# Red and Green Sauces for Mexican Food



## chef tomain (Nov 17, 2008)

Should the sauces be made mild or with a little kick to them? For patrons. and does anyone know some great recipes for them?


----------



## gunnar (Apr 3, 2008)

I am sure BDL has posted some sauces and I am not sure but El Chevito ( i miss him) may have posted some too. I don't have one written down and make a lot of cheat sauces anyway cause my wife is picky about peppers and chilis.   I have to avoid bells, jalapenos, sneak in anaheims and and green chilis and just a pinch of habernero with tomatillo for a green sauce

Anyway, find someone who is a heat sissy and and make them taste till it's almost too hot for them. Match it green and red and then make a house fire (En Fuego) sauce.

I personally like a place that defaults a bit towards the hot side. However, just cause I like a little heat doesn't mean that my taste buds have been burned away or numbed (ok, a couple of times) BUT roast your tomatoes  and peppers and treat your other spices as they should be, fresh chopped cilantro, ground star anise etc etc...I like flavor too.


----------



## thegardenguru (Dec 4, 2009)

Here's what I see happening:

If you make your salsas too hot, you'll lose the sissy audience. If you make your salsas too mild, you'll lose the macho audience.

If you make your salsas somewhere in the middle-ish, the sissies will come back for another try and either ask you if you can make it a little bit milder or will get used to the bit warmer. The machos will come back and will either ask you to make it a bit hotter or will use the bottle of hot sauce on the table to kick it up to their level.

There's a gazillion salsa recipes out there. Take a look at several AND THEN...

_*Create your own signature salsas. Fresh. Every day.*_

I like roasted salsas but they're just a start to the great stuff nowadays.

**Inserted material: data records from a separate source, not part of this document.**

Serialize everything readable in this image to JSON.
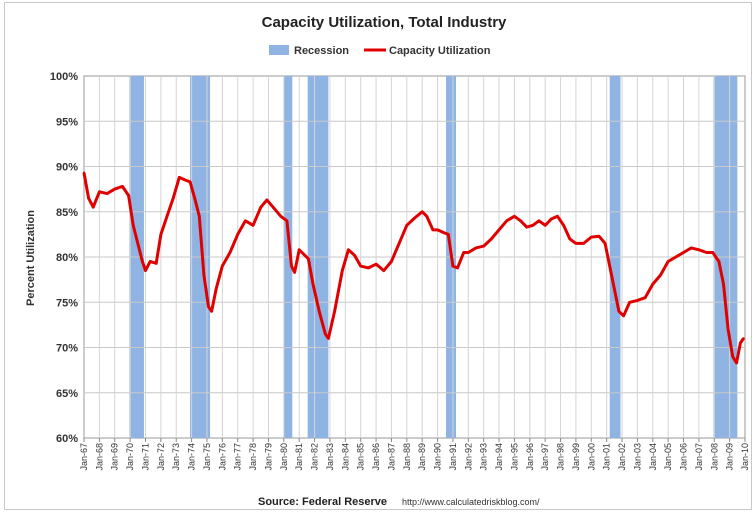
{
  "chart_data": {
    "type": "line",
    "title": "Capacity Utilization, Total Industry",
    "ylabel": "Percent Utilization",
    "ylim": [
      60,
      100
    ],
    "yticks": [
      "60%",
      "65%",
      "70%",
      "75%",
      "80%",
      "85%",
      "90%",
      "95%",
      "100%"
    ],
    "xlim": [
      1967.0,
      2010.0
    ],
    "xtick_labels": [
      "Jan-67",
      "Jan-68",
      "Jan-69",
      "Jan-70",
      "Jan-71",
      "Jan-72",
      "Jan-73",
      "Jan-74",
      "Jan-75",
      "Jan-76",
      "Jan-77",
      "Jan-78",
      "Jan-79",
      "Jan-80",
      "Jan-81",
      "Jan-82",
      "Jan-83",
      "Jan-84",
      "Jan-85",
      "Jan-86",
      "Jan-87",
      "Jan-88",
      "Jan-89",
      "Jan-90",
      "Jan-91",
      "Jan-92",
      "Jan-93",
      "Jan-94",
      "Jan-95",
      "Jan-96",
      "Jan-97",
      "Jan-98",
      "Jan-99",
      "Jan-00",
      "Jan-01",
      "Jan-02",
      "Jan-03",
      "Jan-04",
      "Jan-05",
      "Jan-06",
      "Jan-07",
      "Jan-08",
      "Jan-09",
      "Jan-10"
    ],
    "grid": true,
    "legend": {
      "placement": "top",
      "entries": [
        {
          "label": "Recession",
          "color": "#8fb4e3",
          "kind": "band"
        },
        {
          "label": "Capacity Utilization",
          "color": "#e00000",
          "kind": "line"
        }
      ]
    },
    "recessions": [
      [
        1969.95,
        1970.9
      ],
      [
        1973.9,
        1975.2
      ],
      [
        1980.0,
        1980.55
      ],
      [
        1981.55,
        1982.9
      ],
      [
        1990.55,
        1991.2
      ],
      [
        2001.2,
        2001.9
      ],
      [
        2007.95,
        2009.5
      ]
    ],
    "series": [
      {
        "name": "Capacity Utilization",
        "color": "#e00000",
        "x": [
          1967.0,
          1967.3,
          1967.6,
          1968.0,
          1968.5,
          1969.0,
          1969.5,
          1969.9,
          1970.2,
          1970.5,
          1970.8,
          1971.0,
          1971.3,
          1971.7,
          1972.0,
          1972.4,
          1972.8,
          1973.2,
          1973.6,
          1973.9,
          1974.2,
          1974.5,
          1974.8,
          1975.1,
          1975.3,
          1975.6,
          1976.0,
          1976.5,
          1977.0,
          1977.5,
          1978.0,
          1978.5,
          1978.9,
          1979.3,
          1979.8,
          1980.2,
          1980.5,
          1980.7,
          1981.0,
          1981.3,
          1981.6,
          1981.9,
          1982.3,
          1982.7,
          1982.9,
          1983.3,
          1983.8,
          1984.2,
          1984.6,
          1985.0,
          1985.5,
          1986.0,
          1986.5,
          1987.0,
          1987.5,
          1988.0,
          1988.5,
          1989.0,
          1989.3,
          1989.7,
          1990.0,
          1990.4,
          1990.7,
          1991.0,
          1991.3,
          1991.7,
          1992.0,
          1992.5,
          1993.0,
          1993.5,
          1994.0,
          1994.5,
          1995.0,
          1995.4,
          1995.8,
          1996.2,
          1996.6,
          1997.0,
          1997.4,
          1997.8,
          1998.2,
          1998.6,
          1999.0,
          1999.5,
          2000.0,
          2000.5,
          2000.9,
          2001.2,
          2001.5,
          2001.8,
          2002.1,
          2002.5,
          2003.0,
          2003.5,
          2004.0,
          2004.5,
          2005.0,
          2005.5,
          2006.0,
          2006.5,
          2007.0,
          2007.5,
          2007.9,
          2008.3,
          2008.6,
          2008.9,
          2009.2,
          2009.45,
          2009.7,
          2009.9
        ],
        "y": [
          89.3,
          86.5,
          85.5,
          87.2,
          87.0,
          87.5,
          87.8,
          86.8,
          83.5,
          81.5,
          79.5,
          78.5,
          79.5,
          79.3,
          82.5,
          84.5,
          86.5,
          88.8,
          88.5,
          88.3,
          86.5,
          84.5,
          78.0,
          74.5,
          74.0,
          76.5,
          79.0,
          80.5,
          82.5,
          84.0,
          83.5,
          85.5,
          86.3,
          85.5,
          84.5,
          84.0,
          79.0,
          78.3,
          80.8,
          80.3,
          79.8,
          77.0,
          74.0,
          71.5,
          71.0,
          74.0,
          78.5,
          80.8,
          80.2,
          79.0,
          78.8,
          79.2,
          78.5,
          79.5,
          81.5,
          83.5,
          84.3,
          85.0,
          84.5,
          83.0,
          83.0,
          82.7,
          82.5,
          79.0,
          78.8,
          80.5,
          80.5,
          81.0,
          81.2,
          82.0,
          83.0,
          84.0,
          84.5,
          84.0,
          83.3,
          83.5,
          84.0,
          83.5,
          84.2,
          84.5,
          83.5,
          82.0,
          81.5,
          81.5,
          82.2,
          82.3,
          81.5,
          79.0,
          76.5,
          74.0,
          73.5,
          75.0,
          75.2,
          75.5,
          77.0,
          78.0,
          79.5,
          80.0,
          80.5,
          81.0,
          80.8,
          80.5,
          80.5,
          79.5,
          77.0,
          72.0,
          69.0,
          68.3,
          70.5,
          71.0
        ]
      }
    ]
  },
  "source": {
    "label": "Source: Federal Reserve",
    "url": "http://www.calculatedriskblog.com/"
  }
}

Add something that NOBODY has done before.

Joe


----------



## caterchef (Oct 12, 2009)

/img/vbsmilies/smilies/chef.gif Why would you want a salsa without a "Kick."

That's why they have Hot Sauce in a bottle.

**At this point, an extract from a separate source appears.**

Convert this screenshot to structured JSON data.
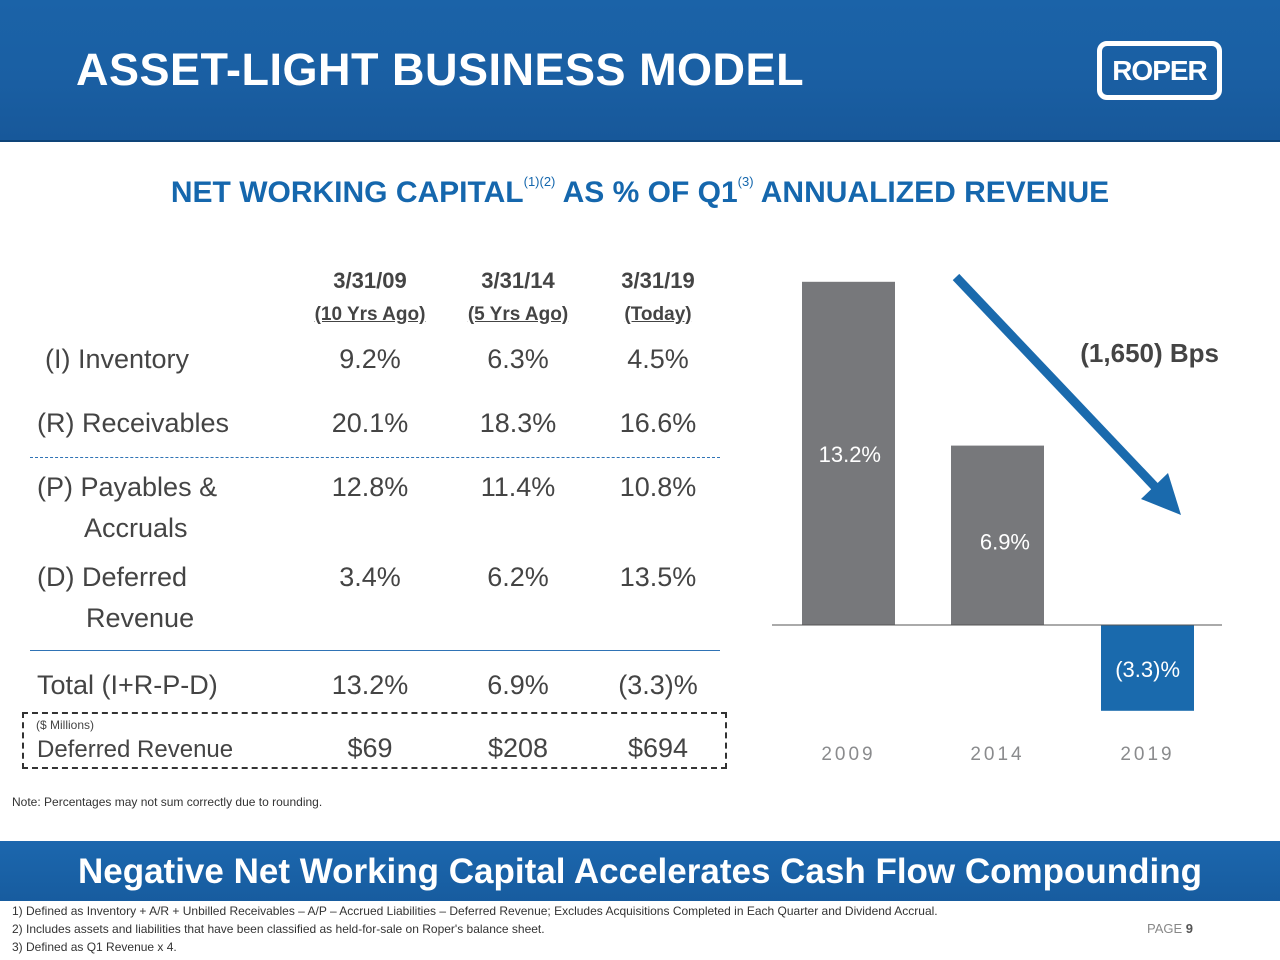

That's like going to an Italian Restaurant if you don't like" garlic".

I don't try to cater to everyone, just the majority, the rest can kiss my a**.

There is no way you can satisfy everyone, and those that try always fail.

Most places spend too much time catering to special diets, Let them eat at home!

It's the majority that pays the bills, the rest just provide ammo for the food reporters.

Have a Habanero-Jalapeno Day! /img/vbsmilies/smilies/bounce.gif/img/vbsmilies/smilies/rolleyes.gif /img/vbsmilies/smilies/smoking.gif


----------



## chefbillyb (Feb 8, 2009)

Salsa Verde can be adjusted for heat real easy, and still get a nice tasting mind flavored sauce. Take Tomatillos, jalapenos, quartered onion and boil until tender, put in blender with a few garlic cloves and adjust the heat by dropping in one Jalapeno at a time, taste, add salt to the blender to bring all the flavors together, you could also add fresh lime juice and cilantro. I don't add lime or Cilantro unless the salsa is used for a chip and dip. If I'm using the Salas for meal Items like Carne asada tacos, I like serving the limes on the side, and the cilantro on top...................When you put everything in the blender, you may want to use the pulse setting so its not over blended, it all depends on how chunky you want your salsa. You can also roast the Tomatillos, jalapenos, onion, they just need to be tender.................................Hope this helps.................Chef BillyB


----------